Le dictionnaire britannique Collin’s l’a d’ailleurs élu mot de l’année 2017 et le définit de la manière suivante : « une fausse information, souvent sensationnelle, diffusée en tant qu’actualité ». Le terme recouvre ainsi une diversité de pratiques et d’intentions. Il existe une variété de cas de fake news, dont nous ne donnerons ici que deux exemples. Dans un premier temps nous pouvons identifier les fake news délibérées, motivées par un intérêt mercantile : le cas des deux adolescents macédoniens qui ont mis sur pied un site propageant des fake news en vue de drainer du trafic web et ainsi engranger des profits liés aux revenus publicitaires illustre cette catégorie. Par ailleurs, il existe aussi une autre catégorie de fake news, plus menaçante pour nos sociétés modernes et qui semble figer la définition, les fake news intentionnelles derrière lesquelles se cache un discours idéologique construit dans le but d’influencer la prise de décision et “l’opinion publique”.

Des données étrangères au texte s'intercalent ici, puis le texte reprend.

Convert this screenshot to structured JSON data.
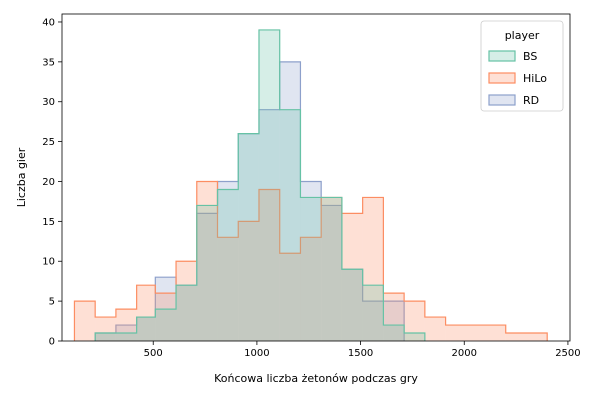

La désinformation n’est pas un phénomène récent : les mensonges éhontés font partie du discours politique depuis l’Antiquité grecque et romaine. Ainsi, les livres de Procope de Césarée recèlent de premières traces de « fake news » : cet historien byzantin du VIe siècle avait truffé d’informations douteuses son Histoire secrète de l’empereur Justinien pour nuire à la réputation de ce dernier. Pendant les cinq siècles qui suivirent l’invention de Gutenberg, la page imprimée a été le moyen d’information dominant : les informations circulaient sous ce format, aux coûts élevés, ce qui pouvait renforcer l’impression de lire des exactitudes. Toutefois, ces vérités émanaient de ce que l’on appelle l’establishment, journalistes ou hommes politiques étaient les seuls à pouvoir s’exprimer librement dans l’espace public. Le pouvoir de ces gatekeepers, qu’ils exerçaient sur la sélection de l’information et de leur diffusion, d’user de la rareté pour introduire des règles de sélection et de hiérarchisation propres à leurs mondes professionnels et à leurs prismes. La représentation du monde qu’ils livraient au public, sans retour possible, n’a cessé de se voir contestée en raison des oublis, des exclusions et des déformations qu’ils produisaient. Vingt-cinq ans après l’apparition des premiers sites internet, le nombre d’auteurs rivalise aujourd’hui avec le nombre de lecteurs. La démocratisation de l’accès au web a ainsi permis à de nombreuses voix de faire irruption dans un espace public, dont elles étaient exclues du fait d’un contrôle de l’information par les professions des médias, dont les habitudes professionnelles accordent peu d’importance aux sources d’informations “alternatives” (militantes, politiques, associatives). La suppression de ces barrières coïncide avec un effritement de la confiance accordée aux instances de médiation entre le pouvoir étatique et le peuple, médias comme partis politiques, tel que l’ont révélé les résultats des enquêtes d’opinion. La crise de la représentation qui touche ces intermédiaires, considérés comme les socles d’une démocratie par certains universitaires, a pu prendre racine dans le terreau Internet et conduit à une mutation de la médiation qui se retrouve aujourd’hui sur les réseaux sociaux.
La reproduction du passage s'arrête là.